A lick here, a nuzzle there, loyalty unbounded, is it the same as the affection of a child, sibling, partner or friend. I fail to see a major distinction when both are living, loving, breathing, communicating entities.

Time, we are told, is a great healer. Today is supposed to be better than yesterday, but I cannot feel it as yet. I want to turn back the clocks. I want to hear the dog barking with the juicy bone. I want it to be yesterday, when he was still living and loving.

Hearts do really ache, eyes are raw and although the body is supposedly 70 per cent water, I had no idea that we had such a huge reservoir of tears.

We woke in the dead of night, because my wife 'thought' that she felt him at the bed-side, and then could not get back to sleep. We still 'see' him everywhere, the spots where he used to lie, and sit, at differing hours of the day or night.

We miss his 'being there' and all his mannerisms, the way he cocked his ear at a strange sound, the way he snapped at flies, the way in which he loved his bath and the rubdown afterwards, looking for all the world as though he was in the swankest of spas.

We miss the rise of his hackles when he saw a cat, although once a cat chased him, and big brave DD ran to us, wailing like a Banshee and sought our protection. In the end, of course, we could not protect him from the insidious, creeping cancer.

We miss his looks and expressions which conveyed so many meanings, and we miss the way that he 'talked' with us. We have the photos and memories, and here and there in the house, there is still a tuft of his red brown hair.

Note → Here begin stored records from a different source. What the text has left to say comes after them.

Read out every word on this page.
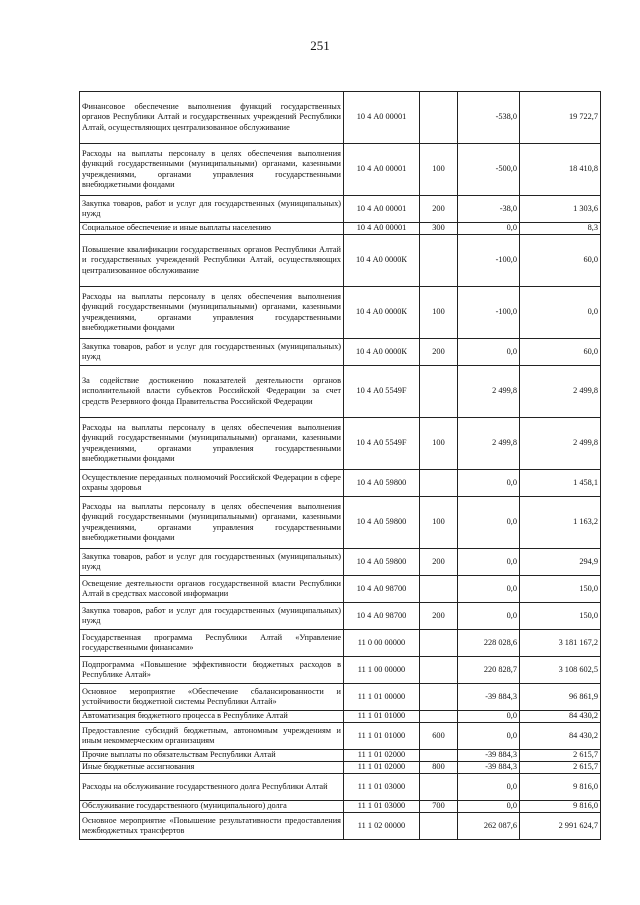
251
Финансовое обеспечение выполнения функций государственных органов Республики Алтай и государственных учреждений Республики Алтай, осуществляющих централизованное обслуживание	10 4 А0 00001		-538,0	19 722,7
Расходы на выплаты персоналу в целях обеспечения выполнения функций государственными (муниципальными) органами, казенными учреждениями, органами управления государственными внебюджетными фондами	10 4 А0 00001	100	-500,0	18 410,8
Закупка товаров, работ и услуг для государственных (муниципальных) нужд	10 4 А0 00001	200	-38,0	1 303,6
Социальное обеспечение и иные выплаты населению	10 4 А0 00001	300	0,0	8,3
Повышение квалификации государственных органов Республики Алтай и государственных учреждений Республики Алтай, осуществляющих централизованное обслуживание	10 4 А0 0000К		-100,0	60,0
Расходы на выплаты персоналу в целях обеспечения выполнения функций государственными (муниципальными) органами, казенными учреждениями, органами управления государственными внебюджетными фондами	10 4 А0 0000К	100	-100,0	0,0
Закупка товаров, работ и услуг для государственных (муниципальных) нужд	10 4 А0 0000К	200	0,0	60,0
За содействие достижению показателей деятельности органов исполнительной власти субъектов Российской Федерации за счет средств Резервного фонда Правительства Российской Федерации	10 4 А0 5549F		2 499,8	2 499,8
Расходы на выплаты персоналу в целях обеспечения выполнения функций государственными (муниципальными) органами, казенными учреждениями, органами управления государственными внебюджетными фондами	10 4 А0 5549F	100	2 499,8	2 499,8
Осуществление переданных полномочий Российской Федерации в сфере охраны здоровья	10 4 А0 59800		0,0	1 458,1
Расходы на выплаты персоналу в целях обеспечения выполнения функций государственными (муниципальными) органами, казенными учреждениями, органами управления государственными внебюджетными фондами	10 4 А0 59800	100	0,0	1 163,2
Закупка товаров, работ и услуг для государственных (муниципальных) нужд	10 4 А0 59800	200	0,0	294,9
Освещение деятельности органов государственной власти Республики Алтай в средствах массовой информации	10 4 А0 98700		0,0	150,0
Закупка товаров, работ и услуг для государственных (муниципальных) нужд	10 4 А0 98700	200	0,0	150,0
Государственная программа Республики Алтай «Управление государственными финансами»	11 0 00 00000		228 028,6	3 181 167,2
Подпрограмма «Повышение эффективности бюджетных расходов в Республике Алтай»	11 1 00 00000		220 828,7	3 108 602,5
Основное мероприятие «Обеспечение сбалансированности и устойчивости бюджетной системы Республики Алтай»	11 1 01 00000		-39 884,3	96 861,9
Автоматизация бюджетного процесса в Республике Алтай	11 1 01 01000		0,0	84 430,2
Предоставление субсидий бюджетным, автономным учреждениям и иным некоммерческим организациям	11 1 01 01000	600	0,0	84 430,2
Прочие выплаты по обязательствам Республики Алтай	11 1 01 02000		-39 884,3	2 615,7
Иные бюджетные ассигнования	11 1 01 02000	800	-39 884,3	2 615,7
Расходы на обслуживание государственного долга Республики Алтай	11 1 01 03000		0,0	9 816,0
Обслуживание государственного (муниципального) долга	11 1 01 03000	700	0,0	9 816,0
Основное мероприятие «Повышение результативности предоставления межбюджетных трансфертов	11 1 02 00000		262 087,6	2 991 624,7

I drove the same road today, which was his last, and tears welled up. Tonight we will pack up his things and there will be more tears, I am sure, for he has gone.

Time will lessen the intensity of our sadness and temper it with the knowledge that we gave him a few good years, in which he lived a full and happy life, as a loved and valued friend. But my God, today and for days to come, we mourn his passing. In retrospect, Auden did get it right after all: 'I thought that love would last forever: I was wrong'.